Diet of the Prisoners.—Four-pence a day is allowed to the Keeper for the maintenance of each prisoner.

Bedding.—There are no bedsteads of any description. The bedding is of very inferior quality to that used in similar establishments, and was extremely dirty at the period of inspection. It consists of a mat made of sedge, two blankets and a rug.

Labour.—A small tread-wheel, for the employment of the prisoners, was erected about three years ago by private subscription among the inhabitants; it can be made available for grinding grist. There is very seldom any occasion for its use; no prisoner has been on it for six months past.

Surgeon.—There is no regular Surgeon, but medical assistance is always provided when requisite.

Chaplain.—There is no Chaplain, nor any provision for the moral or religious instruction of the prisoners. Bibles and Testaments may, however, be obtained, on application to the Keeper.

Keeper.—Aged 50 years; appointed by the Mayor and Corporation in 1829. He has a salary of 10l. a year. He is allowed a small quantity of coals for the prison use. He also receives for vagrants, who are occasionally sent there, 3d. a night each for their lodgings, and 3d. for a meal. He is a carpenter by trade, and his shop and yard, where he carries on his business, are at some distance from the prison. One room in the prison is occupied as a shoemaker's shop, by his brother-in-law, his son and an apprentice: the window of this apartment, without iron grating or blind, looks into the prisoners' airing-yard, and is only 5½ feet from the ground.

No register is kept of the prisoners, their offences or sentences, the Keeper simply inserts their names in a book, with his charge against the Corporation. He sends his bill in once a year, and generally three quarters more are allowed, to elapse before it is discharged. His bill for the last year, for maintenance of the prisoners and other expenses incurred,, amounted to 35l. 14s. 10d.

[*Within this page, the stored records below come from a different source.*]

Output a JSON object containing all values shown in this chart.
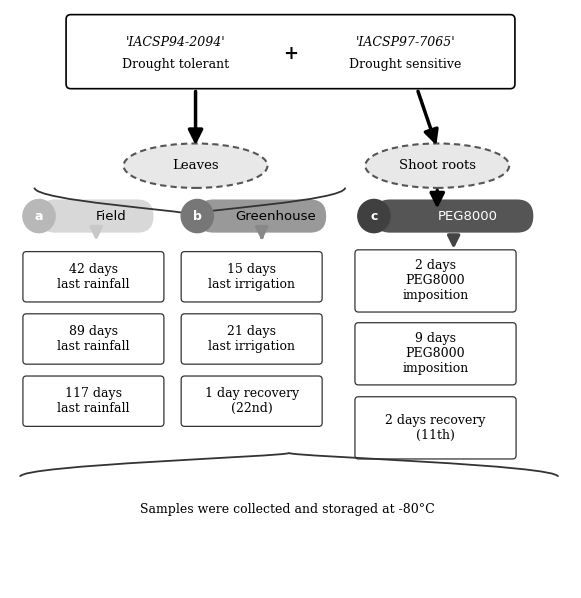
{
  "title_box": {
    "line1_left": "'IACSP94-2094'",
    "line2_left": "Drought tolerant",
    "plus": "+",
    "line1_right": "'IACSP97-7065'",
    "line2_right": "Drought sensitive"
  },
  "oval_leaves": "Leaves",
  "oval_roots": "Shoot roots",
  "bar_a_label": "a",
  "bar_a_text": "Field",
  "bar_b_label": "b",
  "bar_b_text": "Greenhouse",
  "bar_c_label": "c",
  "bar_c_text": "PEG8000",
  "bar_a_color": "#d8d8d8",
  "bar_a_circle_color": "#b8b8b8",
  "bar_b_color": "#999999",
  "bar_b_circle_color": "#777777",
  "bar_c_color": "#555555",
  "bar_c_circle_color": "#404040",
  "bar_c_text_color": "#ffffff",
  "arrow_a_color": "#c8c8c8",
  "arrow_b_color": "#888888",
  "arrow_c_color": "#444444",
  "boxes_a": [
    "42 days\nlast rainfall",
    "89 days\nlast rainfall",
    "117 days\nlast rainfall"
  ],
  "boxes_b": [
    "15 days\nlast irrigation",
    "21 days\nlast irrigation",
    "1 day recovery\n(22nd)"
  ],
  "boxes_c": [
    "2 days\nPEG8000\nimposition",
    "9 days\nPEG8000\nimposition",
    "2 days recovery\n(11th)"
  ],
  "bottom_text": "Samples were collected and storaged at -80°C",
  "bg_color": "#ffffff"
}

Observations:—The interior of the building appears in a state of neglect, from the want of occupancy. Only nine persons have been confined therein during the year 1835. The building is of such extent, and the rooms so numerous, as to put it out of the power of the Keeper to preserve it in a proper state of cleanliness. There is great difficulty of preventing communication with the prisoners from without, in consequence of there being no exterior wall, and a public thoroughfare running on all sides. In the airing-yard, and against the walls of the prison, the Keeper has built up a pig-stye, a nuisance which ought to be discontinued. The cells are most imperfectly ventilated, and but little calculated for any long-period of confinement. The entire arrangement of the building is inconvenient for the purposes of maintaining the discipline necessary in a prison. There is space enough for alteration, but it would be much more beneficial, and less expensive, if prisoners were only retained here till trial; and that the borough Magistrates should come to an arrangement, whereby they might be enabled to send them to undergo corrective discipline at the more efficient establishments of the county.

Former Borough Gaol, Thetford, 1980s.

The prison was closed in around 1857. The building was subsequently used as a police station. In the late 1900s, the property was converted into flats.